Clients trace input/output/memory

If you want to log the input/output and the memory passed to client invoke you should set the env variable

DATAPIZZA_TRACE_CLIENT_IO=TRUE

default is FALSE

Manual Span Creation

For more granular control, create spans manually:

from opentelemetry import trace
from datapizza.tracing import ContextTracing

tracer = trace.get_tracer(__name__)

with ContextTracing().trace("trace_name"):
    with tracer.start_as_current_span("database_query"):
        # Database operation
        data = fetch_from_database()

    with tracer.start_as_current_span("data_validation"):
        # Validation logic
        validate_data(data)

    with tracer.start_as_current_span("business_logic"):
        # Core business logic
        result = process_business_rules(data)

Adding External Exporters

The tracing module uses in-memory storage by default, but you can easily add external exporters to send traces to other systems.

Create the resource

First of all you should set the trace provider

from opentelemetry.sdk.resources import Resource
from opentelemetry.sdk.trace import TracerProvider
from opentelemetry.sdk.trace.export import BatchSpanProcessor, SimpleSpanProcessor
from opentelemetry.semconv.resource import ResourceAttributes

resource = Resource.create(
   {
       ResourceAttributes.SERVICE_NAME: "your_service_name",
   }
)
trace.set_tracer_provider(TracerProvider(resource=resource))

Zipkin Integration

Export traces to Zipkin for visualization and analysis:

pip install opentelemetry-exporter-zipkin

After setting the trace provider you can add the exporters

from opentelemetry import trace
from opentelemetry.exporter.zipkin.json import ZipkinExporter
from opentelemetry.sdk.trace.export import SimpleSpanProcessor
from opentelemetry.sdk.resources import Resource
from opentelemetry.semconv.resource import ResourceAttributes

zipkin_url = "http://localhost:9411/api/v2/spans"

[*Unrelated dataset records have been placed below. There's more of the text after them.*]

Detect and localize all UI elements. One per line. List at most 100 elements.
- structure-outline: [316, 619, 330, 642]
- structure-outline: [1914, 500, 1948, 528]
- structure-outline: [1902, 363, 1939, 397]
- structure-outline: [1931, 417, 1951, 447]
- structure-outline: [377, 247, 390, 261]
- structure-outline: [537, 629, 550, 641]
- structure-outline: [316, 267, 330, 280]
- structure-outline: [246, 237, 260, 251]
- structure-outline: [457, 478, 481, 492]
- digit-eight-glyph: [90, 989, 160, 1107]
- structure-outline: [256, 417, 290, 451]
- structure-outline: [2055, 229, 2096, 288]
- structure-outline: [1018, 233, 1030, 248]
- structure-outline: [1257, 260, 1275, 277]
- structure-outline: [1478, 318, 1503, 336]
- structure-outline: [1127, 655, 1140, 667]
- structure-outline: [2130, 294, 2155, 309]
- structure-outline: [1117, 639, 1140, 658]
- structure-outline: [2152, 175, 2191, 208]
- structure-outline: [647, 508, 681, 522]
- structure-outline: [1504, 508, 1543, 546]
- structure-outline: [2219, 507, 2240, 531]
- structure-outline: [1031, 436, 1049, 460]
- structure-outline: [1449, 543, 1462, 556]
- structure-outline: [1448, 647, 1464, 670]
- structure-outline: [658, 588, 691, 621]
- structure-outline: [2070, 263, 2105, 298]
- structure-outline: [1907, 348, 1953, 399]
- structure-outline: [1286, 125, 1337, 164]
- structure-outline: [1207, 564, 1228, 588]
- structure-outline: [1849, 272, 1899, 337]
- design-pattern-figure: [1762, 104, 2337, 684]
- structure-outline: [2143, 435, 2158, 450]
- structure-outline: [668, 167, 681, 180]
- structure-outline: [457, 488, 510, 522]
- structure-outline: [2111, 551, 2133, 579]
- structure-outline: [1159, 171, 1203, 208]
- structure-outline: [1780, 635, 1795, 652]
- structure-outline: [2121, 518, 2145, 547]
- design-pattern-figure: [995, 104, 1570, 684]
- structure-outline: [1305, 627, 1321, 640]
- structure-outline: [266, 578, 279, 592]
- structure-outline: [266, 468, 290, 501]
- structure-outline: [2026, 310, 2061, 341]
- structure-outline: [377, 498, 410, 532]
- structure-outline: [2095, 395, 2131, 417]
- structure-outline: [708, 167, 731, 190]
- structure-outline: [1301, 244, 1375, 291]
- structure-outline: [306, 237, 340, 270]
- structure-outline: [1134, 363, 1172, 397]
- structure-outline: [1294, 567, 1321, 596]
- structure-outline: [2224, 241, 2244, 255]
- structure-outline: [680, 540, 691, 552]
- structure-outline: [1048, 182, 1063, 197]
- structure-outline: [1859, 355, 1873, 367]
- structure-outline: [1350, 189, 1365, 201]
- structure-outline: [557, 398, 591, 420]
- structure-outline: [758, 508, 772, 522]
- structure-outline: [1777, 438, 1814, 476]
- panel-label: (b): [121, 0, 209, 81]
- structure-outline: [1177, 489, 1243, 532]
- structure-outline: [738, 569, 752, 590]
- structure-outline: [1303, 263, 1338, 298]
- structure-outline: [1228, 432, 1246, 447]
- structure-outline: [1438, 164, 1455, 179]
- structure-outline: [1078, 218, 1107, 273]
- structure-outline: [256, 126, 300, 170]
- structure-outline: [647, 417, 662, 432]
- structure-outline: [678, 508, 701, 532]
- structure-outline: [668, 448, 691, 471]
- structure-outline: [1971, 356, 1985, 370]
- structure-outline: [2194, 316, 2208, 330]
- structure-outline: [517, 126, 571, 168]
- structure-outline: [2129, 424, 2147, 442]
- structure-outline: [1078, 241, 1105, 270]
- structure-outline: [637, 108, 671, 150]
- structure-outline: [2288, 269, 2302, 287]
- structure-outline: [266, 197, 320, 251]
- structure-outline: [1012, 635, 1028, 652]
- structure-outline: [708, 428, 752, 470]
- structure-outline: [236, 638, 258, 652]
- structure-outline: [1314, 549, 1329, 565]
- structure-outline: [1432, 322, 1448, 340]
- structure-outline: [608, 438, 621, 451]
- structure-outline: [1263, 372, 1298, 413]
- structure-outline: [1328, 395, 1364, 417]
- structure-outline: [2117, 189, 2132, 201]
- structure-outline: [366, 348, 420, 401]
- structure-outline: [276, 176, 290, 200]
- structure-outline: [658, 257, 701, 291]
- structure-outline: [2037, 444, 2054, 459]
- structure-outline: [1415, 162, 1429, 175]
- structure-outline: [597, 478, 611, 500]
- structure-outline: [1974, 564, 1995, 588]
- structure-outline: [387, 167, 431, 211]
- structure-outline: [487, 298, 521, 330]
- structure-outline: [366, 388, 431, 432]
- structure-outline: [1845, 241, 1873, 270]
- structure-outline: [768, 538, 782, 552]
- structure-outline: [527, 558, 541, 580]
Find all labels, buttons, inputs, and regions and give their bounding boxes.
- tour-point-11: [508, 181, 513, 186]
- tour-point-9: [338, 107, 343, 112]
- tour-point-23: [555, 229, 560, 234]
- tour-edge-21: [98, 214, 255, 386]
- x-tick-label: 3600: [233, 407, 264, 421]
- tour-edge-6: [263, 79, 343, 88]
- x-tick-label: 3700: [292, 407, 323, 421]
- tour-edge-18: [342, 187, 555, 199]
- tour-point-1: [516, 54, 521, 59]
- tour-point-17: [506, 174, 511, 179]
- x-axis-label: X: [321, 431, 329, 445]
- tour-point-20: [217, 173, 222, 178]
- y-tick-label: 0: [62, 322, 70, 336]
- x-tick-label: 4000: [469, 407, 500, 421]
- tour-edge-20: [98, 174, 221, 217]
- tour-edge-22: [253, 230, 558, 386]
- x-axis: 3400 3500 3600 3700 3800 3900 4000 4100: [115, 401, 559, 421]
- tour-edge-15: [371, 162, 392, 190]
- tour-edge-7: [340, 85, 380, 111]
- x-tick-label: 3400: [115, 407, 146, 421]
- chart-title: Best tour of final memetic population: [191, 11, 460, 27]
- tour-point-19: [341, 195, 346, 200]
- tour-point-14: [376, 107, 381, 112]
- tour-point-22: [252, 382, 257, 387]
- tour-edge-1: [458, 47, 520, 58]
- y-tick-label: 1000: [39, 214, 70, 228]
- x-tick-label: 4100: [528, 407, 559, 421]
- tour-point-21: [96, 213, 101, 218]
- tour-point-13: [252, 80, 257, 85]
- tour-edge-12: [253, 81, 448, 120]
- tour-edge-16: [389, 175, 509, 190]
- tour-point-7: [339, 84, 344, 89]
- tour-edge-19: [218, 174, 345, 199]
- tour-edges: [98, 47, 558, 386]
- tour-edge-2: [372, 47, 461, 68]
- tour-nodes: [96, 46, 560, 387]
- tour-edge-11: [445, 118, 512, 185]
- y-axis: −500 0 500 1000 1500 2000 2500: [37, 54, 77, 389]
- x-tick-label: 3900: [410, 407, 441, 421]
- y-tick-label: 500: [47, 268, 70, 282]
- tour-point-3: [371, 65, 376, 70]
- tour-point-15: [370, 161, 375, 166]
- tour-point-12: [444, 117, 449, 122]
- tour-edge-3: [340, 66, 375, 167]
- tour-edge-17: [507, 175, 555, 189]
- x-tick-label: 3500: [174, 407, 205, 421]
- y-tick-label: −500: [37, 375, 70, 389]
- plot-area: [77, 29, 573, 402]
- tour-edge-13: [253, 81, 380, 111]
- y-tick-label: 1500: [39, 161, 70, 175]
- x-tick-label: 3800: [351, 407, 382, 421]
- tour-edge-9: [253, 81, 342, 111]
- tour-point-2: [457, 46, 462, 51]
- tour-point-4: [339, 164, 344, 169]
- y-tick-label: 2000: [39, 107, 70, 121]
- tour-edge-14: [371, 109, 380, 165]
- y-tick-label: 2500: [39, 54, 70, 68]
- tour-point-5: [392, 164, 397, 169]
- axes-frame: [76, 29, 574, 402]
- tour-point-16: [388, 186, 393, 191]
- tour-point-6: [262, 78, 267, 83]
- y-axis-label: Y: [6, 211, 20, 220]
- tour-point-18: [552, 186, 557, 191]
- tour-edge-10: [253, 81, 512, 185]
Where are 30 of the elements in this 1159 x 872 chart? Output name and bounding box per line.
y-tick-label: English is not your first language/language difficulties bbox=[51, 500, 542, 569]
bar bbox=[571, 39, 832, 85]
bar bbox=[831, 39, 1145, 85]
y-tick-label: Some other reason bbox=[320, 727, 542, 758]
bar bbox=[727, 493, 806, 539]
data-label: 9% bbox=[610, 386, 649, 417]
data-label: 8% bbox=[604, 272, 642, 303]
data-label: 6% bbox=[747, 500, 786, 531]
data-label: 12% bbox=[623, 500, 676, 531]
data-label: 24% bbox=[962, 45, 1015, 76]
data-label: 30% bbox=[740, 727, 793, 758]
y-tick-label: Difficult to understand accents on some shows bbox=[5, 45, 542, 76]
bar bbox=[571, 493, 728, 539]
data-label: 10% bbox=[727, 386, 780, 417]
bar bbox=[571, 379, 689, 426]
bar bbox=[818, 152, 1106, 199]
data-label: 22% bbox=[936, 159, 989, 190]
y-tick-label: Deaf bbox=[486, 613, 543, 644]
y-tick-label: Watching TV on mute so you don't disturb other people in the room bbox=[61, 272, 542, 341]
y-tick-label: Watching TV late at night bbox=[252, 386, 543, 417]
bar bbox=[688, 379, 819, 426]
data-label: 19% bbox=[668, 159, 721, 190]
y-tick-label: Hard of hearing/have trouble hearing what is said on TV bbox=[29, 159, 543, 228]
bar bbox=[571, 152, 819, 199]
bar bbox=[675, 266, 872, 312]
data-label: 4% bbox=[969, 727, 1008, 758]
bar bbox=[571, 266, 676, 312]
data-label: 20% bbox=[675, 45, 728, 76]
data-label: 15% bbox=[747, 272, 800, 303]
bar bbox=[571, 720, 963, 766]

zipkin_exporter = ZipkinExporter(
    endpoint=zipkin_url,
)

tracer_provider = trace.get_tracer_provider()

span_processor = SimpleSpanProcessor(zipkin_exporter)
trace.get_tracer_provider().add_span_processor(span_processor)

# Now all traces will be sent to both in-memory storage and Zipkin

OTLP (OpenTelemetry Protocol)

Export to any OTLP-compatible backend (Grafana, Datadog, etc.):

from opentelemetry.exporter.otlp.proto.grpc.trace_exporter import OTLPSpanExporter
from opentelemetry.sdk.trace.export import BatchSpanProcessor

from opentelemetry.sdk.resources import Resource
from opentelemetry.semconv.resource import ResourceAttributes

otlp_exporter = OTLPSpanExporter(
    endpoint="http://localhost:4317",
    headers={"authorization": "Bearer your-token"}
)

span_processor = BatchSpanProcessor(otlp_exporter)
trace.get_tracer_provider().add_span_processor(span_processor)

Performance Considerations

  • Use BatchSpanProcessor for external exporters in production
  • Set reasonable limits on span attributes and events
  • Monitor memory usage with many active traces
# Production configuration
from opentelemetry.sdk.trace.export import BatchSpanProcessor

# Batch spans for better performance
batch_processor = BatchSpanProcessor(
    exporter,
    max_queue_size=2048,
    schedule_delay_millis=5000,
    max_export_batch_size=512,
)

trace.get_tracer_provider().add_span_processor(batch_processor)